L'ex sindaco di Rovigo in forza al Pdl Paolo Avezzù non ci sta alle dichiarazione del vicepresindete di Asm Giuseppe Traniello Gradassi relative alle motivazioni che portano Asm ad acquistare un terreno del Censer a quasi un milione di euro. Si tratta di una "speculazione" edilizia
Intervengo sul dibattito in corso circa la volontà dell'amministrazione comunale di Rovigo di far acquistare ad Asm un ettaro di terreno di proprietà del Censer per spostarvi la propria sede, previa variante di consiglio comunale che trasformi la destinazione di quell'area, attualmente area verde attrezzata, in attrezzature di interesse comune. E' già emerso chiaramente come di tratti di una "speculazione" edilizia, che vedrebbe sborsare da Asm 959 mila euro al Censer, al solo scopo di rimpinguare le casse di un Censer sempre più indebitato ed asfittico nella sua programmazione delle fiere. Ha un bel dire sulla stampa il vicepresidente di Asm Traniello Gradassi che questa operazione è motivata dal boicottaggio della Regione Veneto, che "ha finanziato Rovigo Expo e poi ha fatto dietro front sulla cessione del ramo fiere". L'esponente di Asm sa bene che non è così: è dal 2004 che tutti i soci del Censer, con me allora Sindaco di Rovigo, avevano deciso proprio due cose: la costituzione di Rovigo Expo con il coinvolgimento del "sistema Verona" nella gestione delle fiere, lasciandole fare a chi ne ha la capacità, e la trasformazione del Censer in una immobiliare, con amministratore unico e con cessione del ramo fiere alla nuova società. La Regione Veneto ha mantenuto i propri impegni, ha contribuito finanziariamente a costituire Rovigo Expo ed ha fatto entrare nella compagine sociale la Fiera di Verona. Chi invece ha fatto solo proclami, ma non ha mantenuto gli impegni, è il Comune di Rovigo che, con il cambio di guida politica a favore della sinistra nel 2006, è andato a dare man forte alla Provincia, da sempre poco convinta dell'operazione di "dimagrimento" del Censer, e questo solo per conservare un "piccolo fortino" di potere in mano alla sinistra, che negli ultimi quattro anni ha prodotto un deficit di 3 milioni di euro, che prima o poi, anche se in modo indiretto, anche i cittadini di Rovigo, per il 17,5% dovranno pagare. Vedasi la poco chiara, o forse chiarissima, operazione edilizia Asm-Censer.

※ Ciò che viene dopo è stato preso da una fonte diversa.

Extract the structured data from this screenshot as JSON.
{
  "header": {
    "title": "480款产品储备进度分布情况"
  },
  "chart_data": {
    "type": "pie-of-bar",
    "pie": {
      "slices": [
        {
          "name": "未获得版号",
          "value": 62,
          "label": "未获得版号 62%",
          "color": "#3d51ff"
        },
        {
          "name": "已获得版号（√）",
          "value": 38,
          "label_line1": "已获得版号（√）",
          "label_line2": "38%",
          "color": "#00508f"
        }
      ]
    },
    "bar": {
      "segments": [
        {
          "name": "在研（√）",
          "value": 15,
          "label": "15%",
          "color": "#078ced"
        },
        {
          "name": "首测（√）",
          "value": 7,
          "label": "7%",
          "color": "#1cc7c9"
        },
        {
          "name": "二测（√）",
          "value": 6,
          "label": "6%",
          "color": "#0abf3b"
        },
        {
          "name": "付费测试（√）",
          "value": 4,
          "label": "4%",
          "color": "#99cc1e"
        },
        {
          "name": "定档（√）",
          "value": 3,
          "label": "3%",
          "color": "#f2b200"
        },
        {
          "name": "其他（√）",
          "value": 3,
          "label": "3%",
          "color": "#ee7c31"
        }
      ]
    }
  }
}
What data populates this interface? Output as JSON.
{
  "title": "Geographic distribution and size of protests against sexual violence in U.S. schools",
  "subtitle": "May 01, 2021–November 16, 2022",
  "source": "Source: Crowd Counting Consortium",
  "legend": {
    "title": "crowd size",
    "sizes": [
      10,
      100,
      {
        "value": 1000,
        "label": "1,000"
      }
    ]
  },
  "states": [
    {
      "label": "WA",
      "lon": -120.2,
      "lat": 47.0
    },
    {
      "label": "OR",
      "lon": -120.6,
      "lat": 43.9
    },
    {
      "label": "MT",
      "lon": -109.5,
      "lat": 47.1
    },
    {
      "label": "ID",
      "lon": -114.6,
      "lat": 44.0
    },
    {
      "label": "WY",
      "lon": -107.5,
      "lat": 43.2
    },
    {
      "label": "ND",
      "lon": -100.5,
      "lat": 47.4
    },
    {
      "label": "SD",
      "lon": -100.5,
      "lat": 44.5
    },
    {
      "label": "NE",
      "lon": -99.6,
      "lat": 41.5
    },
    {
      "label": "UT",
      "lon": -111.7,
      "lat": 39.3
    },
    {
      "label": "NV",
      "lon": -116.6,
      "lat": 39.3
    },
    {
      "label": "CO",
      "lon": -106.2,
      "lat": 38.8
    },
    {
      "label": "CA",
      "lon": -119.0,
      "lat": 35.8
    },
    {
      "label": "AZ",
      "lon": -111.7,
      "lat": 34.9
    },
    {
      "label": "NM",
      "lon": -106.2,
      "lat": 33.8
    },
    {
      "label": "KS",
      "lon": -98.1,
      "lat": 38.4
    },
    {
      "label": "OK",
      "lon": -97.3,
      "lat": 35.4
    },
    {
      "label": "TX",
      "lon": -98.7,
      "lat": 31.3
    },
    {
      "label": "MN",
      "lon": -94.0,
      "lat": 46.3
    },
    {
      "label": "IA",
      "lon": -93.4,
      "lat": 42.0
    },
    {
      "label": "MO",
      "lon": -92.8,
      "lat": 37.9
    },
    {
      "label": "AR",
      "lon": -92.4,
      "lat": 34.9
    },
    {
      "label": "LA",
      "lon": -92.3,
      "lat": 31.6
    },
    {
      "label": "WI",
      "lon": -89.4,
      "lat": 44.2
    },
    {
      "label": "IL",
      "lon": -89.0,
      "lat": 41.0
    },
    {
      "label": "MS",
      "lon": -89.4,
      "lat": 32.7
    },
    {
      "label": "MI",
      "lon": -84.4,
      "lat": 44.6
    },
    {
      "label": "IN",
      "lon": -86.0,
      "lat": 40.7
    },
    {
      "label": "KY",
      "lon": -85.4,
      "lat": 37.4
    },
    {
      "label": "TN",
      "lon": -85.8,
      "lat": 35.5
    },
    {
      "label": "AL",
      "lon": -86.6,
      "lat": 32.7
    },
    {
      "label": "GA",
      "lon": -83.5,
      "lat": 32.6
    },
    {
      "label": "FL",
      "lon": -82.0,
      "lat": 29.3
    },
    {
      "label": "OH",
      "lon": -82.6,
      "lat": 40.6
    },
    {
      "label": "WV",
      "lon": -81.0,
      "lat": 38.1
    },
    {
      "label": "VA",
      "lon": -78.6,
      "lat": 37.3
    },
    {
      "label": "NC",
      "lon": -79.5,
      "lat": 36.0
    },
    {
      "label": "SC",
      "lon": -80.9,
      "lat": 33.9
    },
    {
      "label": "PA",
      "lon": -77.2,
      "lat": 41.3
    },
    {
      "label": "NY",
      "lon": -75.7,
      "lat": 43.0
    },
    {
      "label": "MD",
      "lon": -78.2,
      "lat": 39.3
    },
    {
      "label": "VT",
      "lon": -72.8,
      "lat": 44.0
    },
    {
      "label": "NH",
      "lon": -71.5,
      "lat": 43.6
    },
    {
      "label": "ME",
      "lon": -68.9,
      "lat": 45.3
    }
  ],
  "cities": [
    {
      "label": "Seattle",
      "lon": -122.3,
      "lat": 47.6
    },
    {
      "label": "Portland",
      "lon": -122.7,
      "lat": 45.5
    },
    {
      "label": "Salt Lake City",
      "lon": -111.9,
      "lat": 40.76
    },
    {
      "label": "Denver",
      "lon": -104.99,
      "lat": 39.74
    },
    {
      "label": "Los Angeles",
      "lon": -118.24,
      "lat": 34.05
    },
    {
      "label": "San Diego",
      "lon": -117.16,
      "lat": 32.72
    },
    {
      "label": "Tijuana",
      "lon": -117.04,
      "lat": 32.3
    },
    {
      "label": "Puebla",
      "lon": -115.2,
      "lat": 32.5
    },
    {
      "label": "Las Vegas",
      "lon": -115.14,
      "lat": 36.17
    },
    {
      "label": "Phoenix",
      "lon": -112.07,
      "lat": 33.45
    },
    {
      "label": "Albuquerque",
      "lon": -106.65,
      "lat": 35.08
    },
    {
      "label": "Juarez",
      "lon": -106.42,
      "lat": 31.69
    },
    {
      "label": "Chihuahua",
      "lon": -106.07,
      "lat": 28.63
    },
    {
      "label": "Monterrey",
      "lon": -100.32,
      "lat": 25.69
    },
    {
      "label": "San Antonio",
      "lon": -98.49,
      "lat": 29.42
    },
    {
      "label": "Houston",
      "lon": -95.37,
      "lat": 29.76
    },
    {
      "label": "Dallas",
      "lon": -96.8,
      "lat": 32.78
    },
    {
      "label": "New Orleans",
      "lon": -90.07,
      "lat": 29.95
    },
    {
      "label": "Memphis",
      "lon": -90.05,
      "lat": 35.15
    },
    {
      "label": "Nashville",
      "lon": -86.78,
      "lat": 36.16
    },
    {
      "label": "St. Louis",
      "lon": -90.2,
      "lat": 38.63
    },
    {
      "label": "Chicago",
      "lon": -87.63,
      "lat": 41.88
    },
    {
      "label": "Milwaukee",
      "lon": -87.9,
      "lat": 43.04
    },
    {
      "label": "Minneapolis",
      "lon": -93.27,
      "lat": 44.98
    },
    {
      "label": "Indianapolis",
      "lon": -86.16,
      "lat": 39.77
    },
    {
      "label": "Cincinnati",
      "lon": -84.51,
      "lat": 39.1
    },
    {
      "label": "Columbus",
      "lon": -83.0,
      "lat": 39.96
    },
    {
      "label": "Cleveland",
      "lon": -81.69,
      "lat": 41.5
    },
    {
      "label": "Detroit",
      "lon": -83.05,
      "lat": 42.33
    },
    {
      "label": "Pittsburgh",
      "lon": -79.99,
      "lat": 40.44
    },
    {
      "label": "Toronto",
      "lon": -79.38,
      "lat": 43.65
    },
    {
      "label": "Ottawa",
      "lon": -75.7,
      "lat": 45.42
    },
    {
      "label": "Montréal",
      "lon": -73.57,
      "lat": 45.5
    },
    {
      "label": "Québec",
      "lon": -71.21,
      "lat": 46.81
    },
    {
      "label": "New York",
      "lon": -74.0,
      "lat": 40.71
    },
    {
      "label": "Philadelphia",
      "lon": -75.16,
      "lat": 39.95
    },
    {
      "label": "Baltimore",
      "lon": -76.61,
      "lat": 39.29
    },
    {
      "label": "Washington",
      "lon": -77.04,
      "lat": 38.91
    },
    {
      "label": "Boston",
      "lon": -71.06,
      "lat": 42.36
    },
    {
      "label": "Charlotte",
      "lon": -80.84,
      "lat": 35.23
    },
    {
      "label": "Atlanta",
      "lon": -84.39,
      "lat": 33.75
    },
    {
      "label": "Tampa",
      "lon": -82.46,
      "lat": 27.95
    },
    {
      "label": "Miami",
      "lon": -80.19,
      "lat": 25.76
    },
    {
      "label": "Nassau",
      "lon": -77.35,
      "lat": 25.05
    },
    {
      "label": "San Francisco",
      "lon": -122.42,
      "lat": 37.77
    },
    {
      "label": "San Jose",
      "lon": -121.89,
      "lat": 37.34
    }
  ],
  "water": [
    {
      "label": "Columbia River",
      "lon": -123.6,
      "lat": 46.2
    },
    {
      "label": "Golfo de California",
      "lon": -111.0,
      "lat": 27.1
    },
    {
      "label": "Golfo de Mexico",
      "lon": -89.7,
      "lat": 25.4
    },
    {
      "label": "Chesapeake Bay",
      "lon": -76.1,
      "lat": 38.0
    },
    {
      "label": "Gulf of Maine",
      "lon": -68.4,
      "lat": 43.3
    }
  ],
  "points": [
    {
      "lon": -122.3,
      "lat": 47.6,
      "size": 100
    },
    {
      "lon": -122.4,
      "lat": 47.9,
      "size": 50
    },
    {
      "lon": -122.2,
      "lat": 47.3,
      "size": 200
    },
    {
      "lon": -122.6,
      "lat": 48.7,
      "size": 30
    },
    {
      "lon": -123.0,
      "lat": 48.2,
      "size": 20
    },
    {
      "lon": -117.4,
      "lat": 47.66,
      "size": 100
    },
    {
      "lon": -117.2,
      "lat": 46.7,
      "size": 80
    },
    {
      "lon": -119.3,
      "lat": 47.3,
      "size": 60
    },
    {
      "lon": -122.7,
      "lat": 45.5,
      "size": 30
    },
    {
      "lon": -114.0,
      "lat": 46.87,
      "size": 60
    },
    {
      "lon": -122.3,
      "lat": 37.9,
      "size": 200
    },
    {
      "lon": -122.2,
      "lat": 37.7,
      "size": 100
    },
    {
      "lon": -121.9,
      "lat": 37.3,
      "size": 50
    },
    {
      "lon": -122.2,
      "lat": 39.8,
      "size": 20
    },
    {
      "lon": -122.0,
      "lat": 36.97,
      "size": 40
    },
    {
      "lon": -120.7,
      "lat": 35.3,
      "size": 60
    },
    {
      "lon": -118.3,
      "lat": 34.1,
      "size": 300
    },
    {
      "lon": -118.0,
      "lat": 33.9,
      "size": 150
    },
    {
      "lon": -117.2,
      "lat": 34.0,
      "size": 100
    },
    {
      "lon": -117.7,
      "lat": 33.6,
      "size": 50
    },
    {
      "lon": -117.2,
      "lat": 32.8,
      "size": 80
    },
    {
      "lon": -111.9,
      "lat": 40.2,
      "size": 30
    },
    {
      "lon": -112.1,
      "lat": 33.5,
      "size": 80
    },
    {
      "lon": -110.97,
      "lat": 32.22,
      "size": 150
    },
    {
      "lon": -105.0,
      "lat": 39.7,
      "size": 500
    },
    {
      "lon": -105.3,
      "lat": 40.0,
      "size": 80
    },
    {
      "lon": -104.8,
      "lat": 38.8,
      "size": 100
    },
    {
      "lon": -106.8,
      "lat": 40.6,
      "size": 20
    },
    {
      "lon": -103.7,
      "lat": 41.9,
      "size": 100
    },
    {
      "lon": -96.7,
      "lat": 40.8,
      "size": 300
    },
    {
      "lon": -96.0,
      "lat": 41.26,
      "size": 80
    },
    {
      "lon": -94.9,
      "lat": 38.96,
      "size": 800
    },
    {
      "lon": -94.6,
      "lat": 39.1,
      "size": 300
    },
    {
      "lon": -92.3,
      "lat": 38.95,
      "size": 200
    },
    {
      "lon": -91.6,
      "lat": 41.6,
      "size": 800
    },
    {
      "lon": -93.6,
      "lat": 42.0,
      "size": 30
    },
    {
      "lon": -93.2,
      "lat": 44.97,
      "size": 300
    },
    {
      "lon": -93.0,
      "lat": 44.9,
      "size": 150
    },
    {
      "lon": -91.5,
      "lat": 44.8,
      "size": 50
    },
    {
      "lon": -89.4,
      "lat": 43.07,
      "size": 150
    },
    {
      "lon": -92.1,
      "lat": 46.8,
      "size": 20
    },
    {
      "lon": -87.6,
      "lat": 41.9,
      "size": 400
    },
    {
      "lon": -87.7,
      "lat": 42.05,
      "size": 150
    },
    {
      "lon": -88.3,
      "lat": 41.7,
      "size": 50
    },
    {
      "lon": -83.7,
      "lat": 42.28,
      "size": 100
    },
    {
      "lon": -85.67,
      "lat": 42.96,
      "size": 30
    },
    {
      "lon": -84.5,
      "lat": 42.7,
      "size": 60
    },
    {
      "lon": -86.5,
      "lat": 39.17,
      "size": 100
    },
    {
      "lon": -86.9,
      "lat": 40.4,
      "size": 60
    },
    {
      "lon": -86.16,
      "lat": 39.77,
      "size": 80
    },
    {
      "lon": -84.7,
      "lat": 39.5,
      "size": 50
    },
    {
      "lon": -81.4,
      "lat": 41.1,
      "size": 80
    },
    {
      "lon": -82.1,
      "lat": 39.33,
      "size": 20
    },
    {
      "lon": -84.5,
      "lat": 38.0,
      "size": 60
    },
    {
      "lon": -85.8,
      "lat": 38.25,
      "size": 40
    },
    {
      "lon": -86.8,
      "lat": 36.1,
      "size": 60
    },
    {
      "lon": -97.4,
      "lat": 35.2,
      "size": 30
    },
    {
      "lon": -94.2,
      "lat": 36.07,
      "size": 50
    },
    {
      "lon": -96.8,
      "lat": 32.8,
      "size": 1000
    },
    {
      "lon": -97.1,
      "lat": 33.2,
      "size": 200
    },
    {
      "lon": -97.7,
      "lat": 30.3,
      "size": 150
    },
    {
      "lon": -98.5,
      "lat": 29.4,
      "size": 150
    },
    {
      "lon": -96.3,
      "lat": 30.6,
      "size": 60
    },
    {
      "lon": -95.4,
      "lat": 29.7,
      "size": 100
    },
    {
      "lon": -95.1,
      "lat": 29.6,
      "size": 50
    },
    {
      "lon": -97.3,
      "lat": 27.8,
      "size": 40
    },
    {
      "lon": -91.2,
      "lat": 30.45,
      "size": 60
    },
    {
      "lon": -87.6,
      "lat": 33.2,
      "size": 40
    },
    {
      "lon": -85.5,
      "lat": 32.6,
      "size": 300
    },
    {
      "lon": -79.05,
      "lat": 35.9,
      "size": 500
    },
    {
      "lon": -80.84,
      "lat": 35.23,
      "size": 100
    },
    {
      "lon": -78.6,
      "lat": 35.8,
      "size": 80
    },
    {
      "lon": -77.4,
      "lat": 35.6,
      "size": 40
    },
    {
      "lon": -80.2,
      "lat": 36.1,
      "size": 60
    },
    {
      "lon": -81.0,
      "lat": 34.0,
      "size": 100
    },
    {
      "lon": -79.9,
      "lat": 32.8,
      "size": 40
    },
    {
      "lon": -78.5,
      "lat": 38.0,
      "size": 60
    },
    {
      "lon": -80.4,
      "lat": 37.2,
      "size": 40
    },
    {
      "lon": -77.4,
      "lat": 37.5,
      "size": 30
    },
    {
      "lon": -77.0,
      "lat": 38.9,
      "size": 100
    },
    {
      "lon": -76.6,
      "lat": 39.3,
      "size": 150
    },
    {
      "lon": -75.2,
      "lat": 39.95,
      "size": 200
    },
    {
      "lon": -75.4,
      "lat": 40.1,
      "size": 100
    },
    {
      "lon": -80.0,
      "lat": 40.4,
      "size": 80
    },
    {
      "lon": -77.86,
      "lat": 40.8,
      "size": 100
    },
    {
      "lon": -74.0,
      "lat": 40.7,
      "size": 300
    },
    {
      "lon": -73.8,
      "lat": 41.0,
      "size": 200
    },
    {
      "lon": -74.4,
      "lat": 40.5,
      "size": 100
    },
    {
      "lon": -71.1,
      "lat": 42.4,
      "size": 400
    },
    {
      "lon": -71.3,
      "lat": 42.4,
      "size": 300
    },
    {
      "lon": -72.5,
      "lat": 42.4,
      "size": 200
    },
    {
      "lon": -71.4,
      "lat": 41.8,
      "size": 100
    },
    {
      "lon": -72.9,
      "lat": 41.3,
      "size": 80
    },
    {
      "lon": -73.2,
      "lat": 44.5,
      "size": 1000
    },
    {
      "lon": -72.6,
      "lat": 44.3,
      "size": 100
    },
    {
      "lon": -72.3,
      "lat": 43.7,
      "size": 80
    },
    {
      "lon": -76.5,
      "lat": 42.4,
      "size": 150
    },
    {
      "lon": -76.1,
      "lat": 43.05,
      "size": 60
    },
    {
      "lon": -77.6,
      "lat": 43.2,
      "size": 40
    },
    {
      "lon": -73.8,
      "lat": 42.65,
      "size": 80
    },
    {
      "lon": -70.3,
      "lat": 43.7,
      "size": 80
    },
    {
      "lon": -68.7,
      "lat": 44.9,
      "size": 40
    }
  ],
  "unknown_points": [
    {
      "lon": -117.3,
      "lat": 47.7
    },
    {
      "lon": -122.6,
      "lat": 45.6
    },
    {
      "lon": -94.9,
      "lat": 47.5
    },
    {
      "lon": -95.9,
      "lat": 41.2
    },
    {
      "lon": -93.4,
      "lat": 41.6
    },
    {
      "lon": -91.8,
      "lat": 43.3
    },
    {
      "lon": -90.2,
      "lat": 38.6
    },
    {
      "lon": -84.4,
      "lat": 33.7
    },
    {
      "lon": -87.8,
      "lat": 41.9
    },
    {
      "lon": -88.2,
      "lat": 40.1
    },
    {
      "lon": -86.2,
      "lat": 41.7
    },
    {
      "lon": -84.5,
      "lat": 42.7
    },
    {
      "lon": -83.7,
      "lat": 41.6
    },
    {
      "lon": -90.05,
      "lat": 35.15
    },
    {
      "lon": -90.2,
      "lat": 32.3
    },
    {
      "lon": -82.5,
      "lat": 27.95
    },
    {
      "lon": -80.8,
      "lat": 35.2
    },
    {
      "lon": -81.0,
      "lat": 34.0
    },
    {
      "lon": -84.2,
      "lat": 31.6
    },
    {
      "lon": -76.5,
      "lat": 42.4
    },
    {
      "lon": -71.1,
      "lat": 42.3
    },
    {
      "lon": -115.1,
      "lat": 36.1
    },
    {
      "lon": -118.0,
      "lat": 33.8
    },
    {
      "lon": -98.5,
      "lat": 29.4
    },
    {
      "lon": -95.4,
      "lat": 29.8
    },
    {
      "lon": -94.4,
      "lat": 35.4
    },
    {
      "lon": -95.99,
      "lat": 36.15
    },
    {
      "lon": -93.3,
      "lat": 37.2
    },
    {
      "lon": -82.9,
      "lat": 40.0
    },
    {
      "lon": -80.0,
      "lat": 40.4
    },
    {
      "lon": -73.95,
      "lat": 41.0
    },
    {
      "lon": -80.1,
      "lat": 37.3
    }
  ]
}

Da ultimo volevo sconfessare un'altra dichiarazione fatta da Traniello Gradassi: "L'amministrazione Avezzù nell'approvare il Piruea di Asm ha di fatto precostituito le condizioni affinchè si programmasse successivamente la vendita della stessa e quindi lo sopstamento della sede aziendale in nuovo sito". Tutto vero circa il Piruea, ma non si cerchi con questo di addossare alla mia Amministrazione scelte tutte della Giunta di sinistra che sa solo di pasticcio politico. E' lo stesso Traniello Gradassi che afferma "si potrebbe andare all'Interporto o nelle aree contermini, forse meno costose". E' vero caro Traniello Gradassi, quella era la nostra intenzione, tanto che il Consorzio Rsu si è già spostato in Interporto, che Asm Dg aveva già acquistato una proprietà nell'area Interporto per spostare la sede delle proprie partecipate, che a 200 metri dall'Interporto vi è l'Ecocentro di Asm, che così avrebbe avuto vicine direzione, uffici e sede operativa, ad un prezzo, come viene candidamente ammesso, sicuramente più basso. E allora, lo dico ai vari esponenti del centro-sinistra, perchè andare avanti testardamente in un'operazione poco chiara, sicuramente più onerosa e che spreca risorse che alla fine sono dei cittadini di Rovigo, visto che Asm è al 100% del Comune di Rovigo? Siete ancora in tempo per fermarvi e, come afferma il saggio, solo gli stupidi non cambiano mai idea. La verifica al prossimo consiglio comunale di settembre.